Here is a runbook for the CassandraConnectionTimeoutsTotal alert rule:

Meaning #

The CassandraConnectionTimeoutsTotal alert is triggered when the rate of Cassandra connection timeouts exceeds 5 in a 1-minute period, sustained for 2 minutes. This indicates that some connections between nodes are ending in timeouts, which can impact the performance and reliability of the Cassandra cluster.

Impact #

  • Connection timeouts can lead to data inconsistencies and loss of availability
  • Impacts read and write performance, leading to slower response times and errors
  • Can cause cascading failures and affect overall system reliability
  • May indicate underlying issues with network connectivity, Cassandra configuration, or node health

Diagnosis #

  • Check Cassandra logs for errors and warnings related to connection timeouts
  • Verify network connectivity between nodes using tools like ping and telnet
  • Run nodetool commands to check node status and connection metrics
  • Review Cassandra configuration files (e.g. cassandra.yaml) for any misconfigurations
  • Check system resource utilization (e.g.
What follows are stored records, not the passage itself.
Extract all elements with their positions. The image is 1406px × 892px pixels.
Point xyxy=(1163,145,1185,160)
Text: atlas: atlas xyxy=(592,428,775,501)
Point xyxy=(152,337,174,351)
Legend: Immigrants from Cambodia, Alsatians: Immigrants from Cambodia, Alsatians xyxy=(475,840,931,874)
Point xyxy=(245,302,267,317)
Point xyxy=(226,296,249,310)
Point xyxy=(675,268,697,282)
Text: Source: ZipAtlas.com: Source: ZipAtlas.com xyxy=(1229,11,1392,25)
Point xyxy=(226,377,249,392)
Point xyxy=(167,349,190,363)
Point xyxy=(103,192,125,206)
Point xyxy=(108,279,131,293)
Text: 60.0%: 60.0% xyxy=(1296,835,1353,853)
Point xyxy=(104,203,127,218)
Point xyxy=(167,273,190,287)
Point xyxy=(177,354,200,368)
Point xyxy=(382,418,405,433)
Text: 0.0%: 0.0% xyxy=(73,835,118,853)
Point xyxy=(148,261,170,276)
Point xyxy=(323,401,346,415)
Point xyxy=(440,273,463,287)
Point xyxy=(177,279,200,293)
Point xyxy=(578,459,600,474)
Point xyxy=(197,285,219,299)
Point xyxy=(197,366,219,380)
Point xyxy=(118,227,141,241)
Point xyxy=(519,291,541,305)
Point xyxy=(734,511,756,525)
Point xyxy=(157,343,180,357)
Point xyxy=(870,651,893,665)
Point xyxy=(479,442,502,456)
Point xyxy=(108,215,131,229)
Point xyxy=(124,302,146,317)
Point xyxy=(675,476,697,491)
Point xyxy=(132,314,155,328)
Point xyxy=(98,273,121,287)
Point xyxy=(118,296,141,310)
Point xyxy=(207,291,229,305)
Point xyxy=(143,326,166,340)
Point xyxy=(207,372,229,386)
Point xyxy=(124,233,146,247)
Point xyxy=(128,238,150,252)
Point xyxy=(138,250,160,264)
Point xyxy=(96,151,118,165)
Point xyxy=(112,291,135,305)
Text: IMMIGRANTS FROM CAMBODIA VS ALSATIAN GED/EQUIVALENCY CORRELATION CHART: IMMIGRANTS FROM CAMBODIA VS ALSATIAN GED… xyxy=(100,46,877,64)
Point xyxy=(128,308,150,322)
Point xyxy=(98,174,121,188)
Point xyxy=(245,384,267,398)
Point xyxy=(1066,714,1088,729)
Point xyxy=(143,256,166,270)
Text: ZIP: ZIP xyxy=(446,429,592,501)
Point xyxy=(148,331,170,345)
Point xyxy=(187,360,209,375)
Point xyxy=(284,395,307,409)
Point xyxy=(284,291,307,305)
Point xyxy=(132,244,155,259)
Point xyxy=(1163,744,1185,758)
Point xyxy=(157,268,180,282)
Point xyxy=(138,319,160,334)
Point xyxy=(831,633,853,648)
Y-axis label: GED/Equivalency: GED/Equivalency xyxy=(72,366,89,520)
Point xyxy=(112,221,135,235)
CPU, memory, disk space) to rule out resource-related issues

Mitigation #

  • Investigate and resolve any network issues or misconfigurations
  • Tune Cassandra configuration settings to optimize connection timeouts and retries
  • Implement connection pooling or load balancing to reduce the load on individual nodes
  • Consider upgrading Cassandra versions or patching known issues related to connection timeouts
  • Restart nodes or restart Cassandra service if necessary to clear out stuck connections
  • Monitor Cassandra metrics closely to detect any recurrences of the issue and take proactive measures to prevent it.